Comet ATLAS, also known as C/2019 Y4 but nicknamed ATLAS as it was discovered by the telescope array system of the same name, will become increasingly bright as it heads towards the Sun. No one knows how big the core of the comet is, but latest observations have shown that is it heads towards the centre of the solar system, it’s atmosphere has become increasingly massive.
The comet itself is likely only a few kilometres wide, but its atmosphere has ballooned to a staggering 720,000 kilometres (447,387 miles) wide – about half as wide as the Sun.
This is because it is leaving a trail of gas and debris in its wake as it makes its way from the orbit of Mars, which it is near at the moment, past Earth and to Venus.
Website Space Weather said: “On the scale of big things in the solar system, Comet ATLAS falls somewhere between the sun (1,392,000 km diameter) and Jupiter (139,820 km).
“It’s not unusual for comets to grow so large. While their icy solid cores are typically mere kilometers in diameter, they can spew prodigious amounts of gas and dust into space, filling enormous volumes.”
By late May, it will only be 0.25 AU away from the Sun – one AU (astronomical unit) is equivalent to the distance between the Earth and the Sun – and getting closer.

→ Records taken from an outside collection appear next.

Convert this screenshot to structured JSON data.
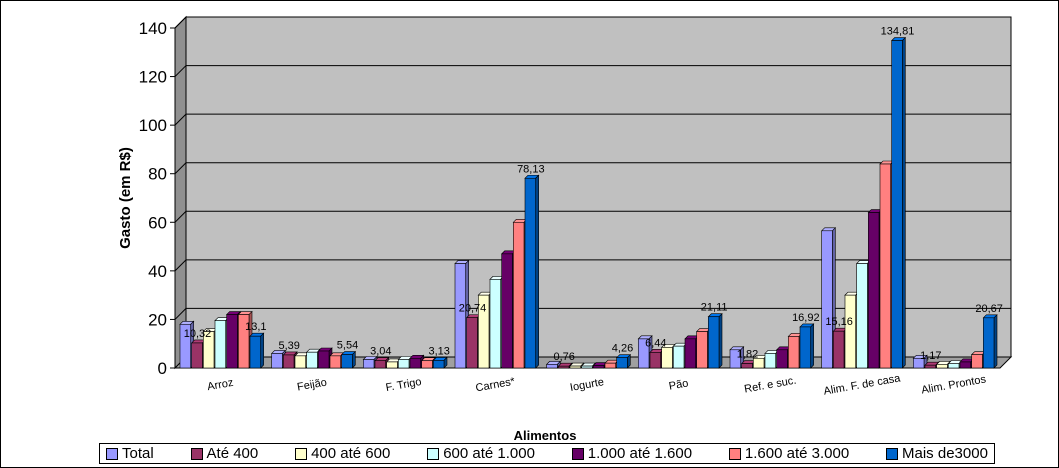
{
  "chart_data": {
    "type": "bar",
    "xlabel": "Alimentos",
    "ylabel": "Gasto (em R$)",
    "ylim": [
      0,
      140
    ],
    "yticks": [
      "0",
      "20",
      "40",
      "60",
      "80",
      "100",
      "120",
      "140"
    ],
    "grid": true,
    "legend_position": "bottom",
    "categories": [
      "Arroz",
      "Feijão",
      "F. Trigo",
      "Carnes*",
      "Iogurte",
      "Pão",
      "Ref. e suc.",
      "Alim. F. de casa",
      "Alim. Prontos"
    ],
    "series": [
      {
        "name": "Total",
        "color": "#9999ff",
        "values": [
          18,
          6,
          3.5,
          43,
          1.5,
          12,
          7.5,
          56.5,
          4
        ]
      },
      {
        "name": "Até 400",
        "color": "#993366",
        "values": [
          10.32,
          5.39,
          3.04,
          20.74,
          0.76,
          6.44,
          1.82,
          15.16,
          1.17
        ]
      },
      {
        "name": "400 até 600",
        "color": "#ffffcc",
        "values": [
          15,
          5,
          2.5,
          30,
          0.8,
          8.5,
          4,
          30,
          1.5
        ]
      },
      {
        "name": "600 até 1.000",
        "color": "#ccffff",
        "values": [
          19.5,
          6.5,
          3.5,
          36.5,
          0.8,
          9,
          6,
          43,
          1.8
        ]
      },
      {
        "name": "1.000 até 1.600",
        "color": "#660066",
        "values": [
          22,
          7,
          4,
          47,
          1,
          12,
          7.5,
          64,
          2.5
        ]
      },
      {
        "name": "1.600 até 3.000",
        "color": "#ff8080",
        "values": [
          22,
          5,
          3,
          60,
          2,
          15,
          13,
          84,
          5.5
        ]
      },
      {
        "name": "Mais de3000",
        "color": "#0066cc",
        "values": [
          13.1,
          5.54,
          3.13,
          78.13,
          4.26,
          21.11,
          16.92,
          134.81,
          20.67
        ]
      }
    ],
    "data_labels": [
      {
        "category": "Arroz",
        "series": "Até 400",
        "text": "10,32"
      },
      {
        "category": "Arroz",
        "series": "Mais de3000",
        "text": "13,1"
      },
      {
        "category": "Feijão",
        "series": "Até 400",
        "text": "5,39"
      },
      {
        "category": "Feijão",
        "series": "Mais de3000",
        "text": "5,54"
      },
      {
        "category": "F. Trigo",
        "series": "Até 400",
        "text": "3,04"
      },
      {
        "category": "F. Trigo",
        "series": "Mais de3000",
        "text": "3,13"
      },
      {
        "category": "Carnes*",
        "series": "Até 400",
        "text": "20,74"
      },
      {
        "category": "Carnes*",
        "series": "Mais de3000",
        "text": "78,13"
      },
      {
        "category": "Iogurte",
        "series": "Até 400",
        "text": "0,76"
      },
      {
        "category": "Iogurte",
        "series": "Mais de3000",
        "text": "4,26"
      },
      {
        "category": "Pão",
        "series": "Até 400",
        "text": "6,44"
      },
      {
        "category": "Pão",
        "series": "Mais de3000",
        "text": "21,11"
      },
      {
        "category": "Ref. e suc.",
        "series": "Até 400",
        "text": "1,82"
      },
      {
        "category": "Ref. e suc.",
        "series": "Mais de3000",
        "text": "16,92"
      },
      {
        "category": "Alim. F. de casa",
        "series": "Até 400",
        "text": "15,16"
      },
      {
        "category": "Alim. F. de casa",
        "series": "Mais de3000",
        "text": "134,81"
      },
      {
        "category": "Alim. Prontos",
        "series": "Até 400",
        "text": "1,17"
      },
      {
        "category": "Alim. Prontos",
        "series": "Mais de3000",
        "text": "20,67"
      }
    ]
  }
}
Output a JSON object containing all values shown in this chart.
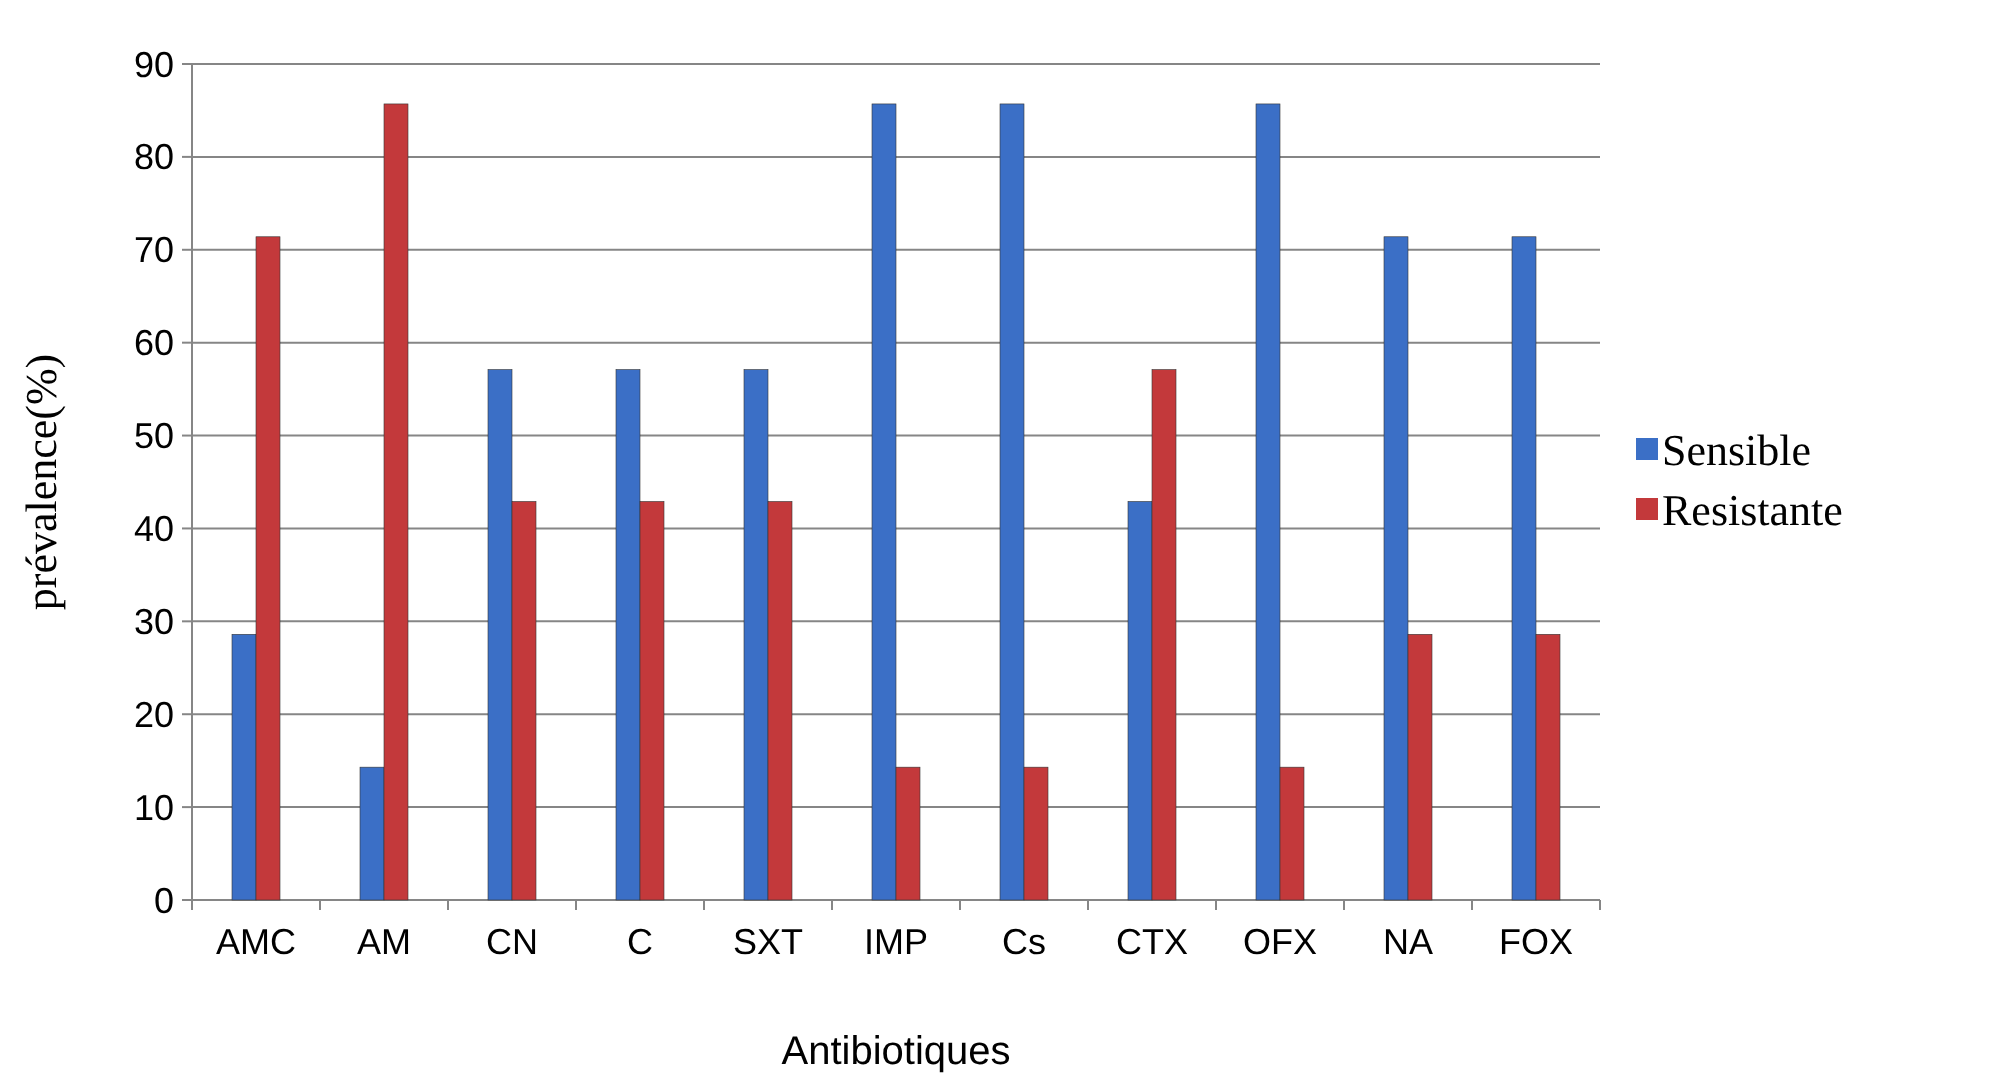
{
  "chart_data": {
    "type": "bar",
    "xlabel": "Antibiotiques",
    "ylabel": "prévalence(%)",
    "categories": [
      "AMC",
      "AM",
      "CN",
      "C",
      "SXT",
      "IMP",
      "Cs",
      "CTX",
      "OFX",
      "NA",
      "FOX"
    ],
    "series": [
      {
        "name": "Sensible",
        "color": "#3b6fc6",
        "values": [
          28.6,
          14.3,
          57.1,
          57.1,
          57.1,
          85.7,
          85.7,
          42.9,
          85.7,
          71.4,
          71.4
        ]
      },
      {
        "name": "Resistante",
        "color": "#c3393b",
        "values": [
          71.4,
          85.7,
          42.9,
          42.9,
          42.9,
          14.3,
          14.3,
          57.1,
          14.3,
          28.6,
          28.6
        ]
      }
    ],
    "ylim": [
      0,
      90
    ],
    "yticks": [
      0,
      10,
      20,
      30,
      40,
      50,
      60,
      70,
      80,
      90
    ],
    "grid": "y",
    "legend": "right"
  }
}
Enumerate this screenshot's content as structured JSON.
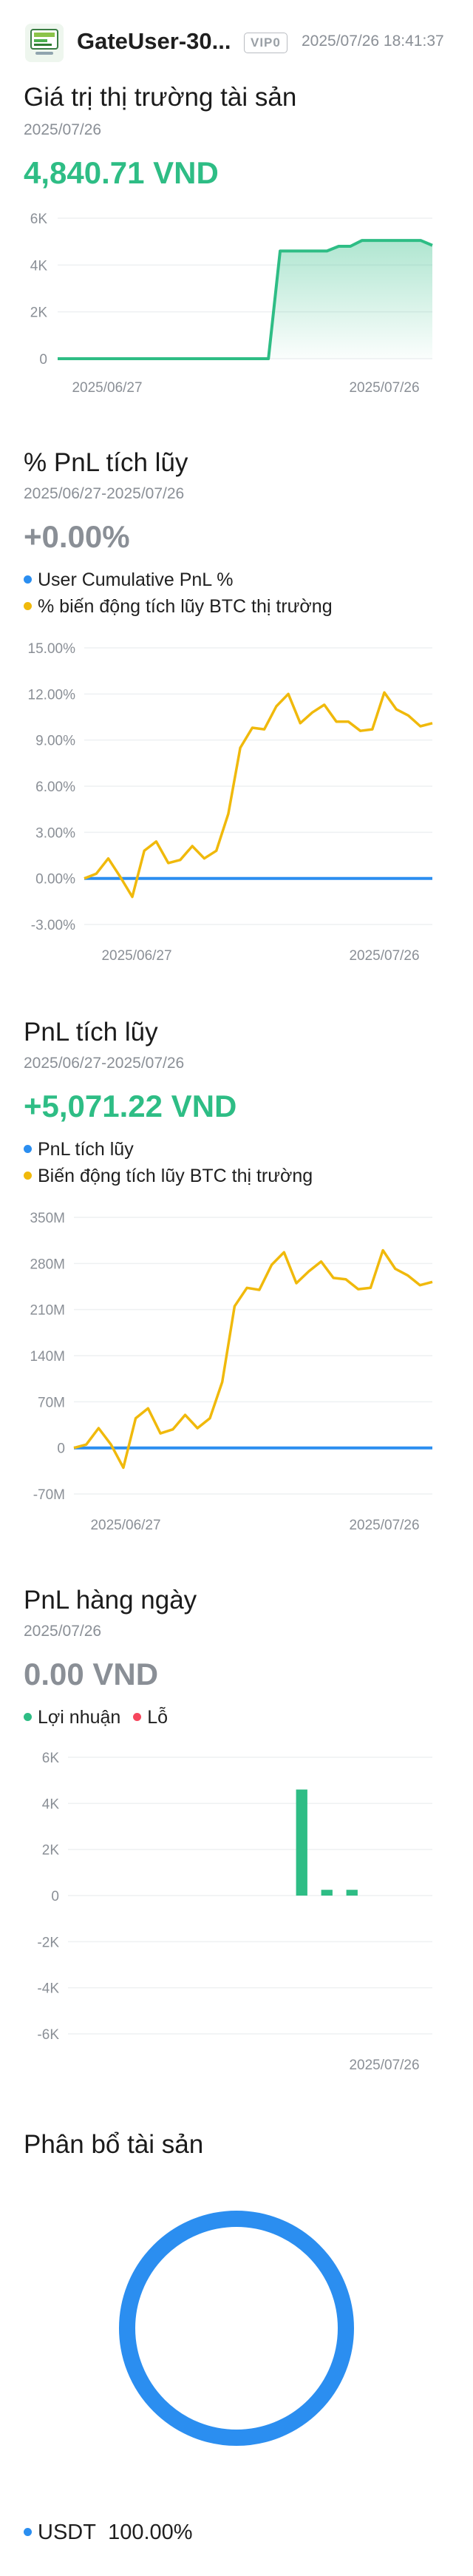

When it approaches the Sun, it could become as bright as a waxing crescent Moon – the curved lunar phenomenon which is visible at the beginning and end of the Moon’s monthly cycle.
Space Weather has said: “The comet is about as bright as an 8th or 9th magnitude star.
“That’s too dim to see with the naked eye but consider this: The comet is hundreds of times brighter than astronomers predicted when it was discovered 4 months ago by the Asteroid Terrestrial-impact Last Alert System (ATLAS). And it’s still beyond the orbit of Mars.
“Estimates range from magnitude +1 to -10; in other words, somewhere between a 1st magnitude star and the waxing crescent Moon.”
However, the fate of the comet is still unclear.
Experts are unsure whether it will burn to dust or whether it will produce a spectacular display of explosions as it approaches the Sun.
Karl Battams of the Naval Research Lab in Washington DC said: “ATLAS is a bit of a wildcard, and there’s a spectrum of possibilities as it nears the sun.
“At one extreme, it could simply crumble away in the coming weeks, and at the other extreme it could brighten up tremendously.
“It has an unusually small perihelion distance inside of Mercury’s orbit, which bodes well for getting those frozen gases fizzing furiously.”